John Hazlehurst
In trying times such as these, many of us seek refuge. We might go for a long bike ride, a hike in the mountains, a trail run, watch a Colombian telenovela or Seinfeld reruns — anything to escape the news. I choose my bookshelves.
Reading is in my blood. My mother opened her Downtown bookstore 100 years ago, and kept it going for more than 30 years. My paternal great-grandfather, after whom I am named, wrote a moving book about his years as a private soldier in the Civil War. My first cousin Charlie just published an account of my maternal great-grandfather’s experience in that war. The two young men faced each other in battle, but never met.
I have their books, and thousands more. Had I invested as much in the stock market as I spent on books, I’d be rich and miserable — books give me joy. So let me introduce you to some of them.
“Pikes Peak or Bust” and Historical Sketches of the Wild West was self-published in 1922 by John O’Byrne in Colorado Springs. The author is fondly remembered in Old Colorado City as the rapscallion who broke two elk to harness in the 1880s, hitched them up to a carriage and drove them through Denver and Colorado Springs.
Bragging about his exploits, O’Byrne turned to doggerel.
“In old town I cut quite a dash; I took many pains to spend all my cash. I drove through the streets with Laura Belle by my side — a span of elk, how fine we did ride…”
And he had fun in Denver.
“My elk team was always unwelcome in Denver (because they spooked horses). I have seen as many as three runaways at one time, women screaming at the top of their voices and the driver hanging on for dear life.”
And if you think O’Byrne is just spinning a fanciful yarn, the book is profusely illustrated with photographs of the elk, the author, and other regional oddities. He
mourned the decline of Colorado City and Cripple Creek.
“Today Cripple Creek is as tame and as docile as a lamb and too dead to skin… not a single man has been put in jail there the past year and a half,” he wrote. And “Today, old town resembles a dog with a bad case of the mange.”
Had I invested as much in the stock market as I spent on books, I’d be rich and miserable.
The book is cheerfully inscribed in the author’s flamboyant handwriting, including his address: 427 E. Bijou St., Colorado Springs.
Beside O’Byrne in the bookcase is a copy of Louisa Mae Alcott’s Little Men, inscribed on the flyleaf “Alice Winslow, June 25 1871.” Alice was my grandmother’s older sister, who died during a train ride in the 1890s from Colorado Springs to Boston. Her handwriting was beautiful, as was she — I have a photo album with dozens of pictures of her and her sisters in Colorado Springs. I don’t think she ever read Little Men — the book is too pristine.

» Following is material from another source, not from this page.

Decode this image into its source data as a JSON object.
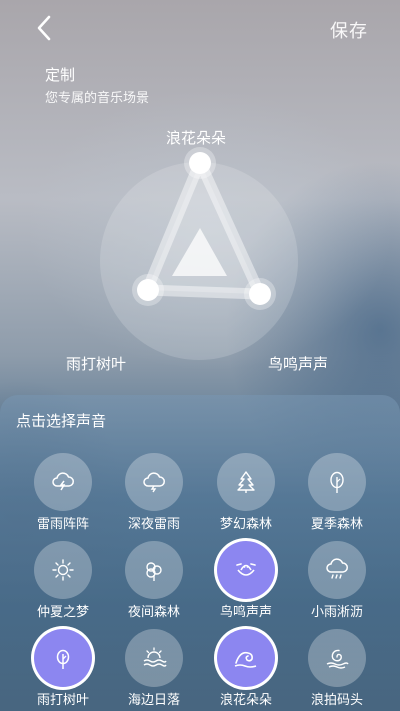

I treasure the past, but have added books since the 1950s (and no, keeping books isn’t hoarding!). Here are a few, randomly picked from a shelf: Jane Hilberry’s Body Painting, Archie Musick’s Musick Medley: Intimate Memories of a Rocky Mountain Art Colony, Don Street’s The Ocean Sailing Yacht, and Stewart Brothers’ Scenic Views of Pikes Peak. I love Jane’s intensely personal and ardent poems; Don was a pal in the West Indies 55 years ago; Archie’s book is a great read; and I love hand-colored photos from the 1920s. My favorite: anything by Nora Ephron, especially I Remember Nothing.
Jane’s inscription from 2005 still makes me smile, Archie’s daughter Pat is a pillar of the arts community, Don is still around at 90+ and Nora followed the regrettable example of so many people our age — she died.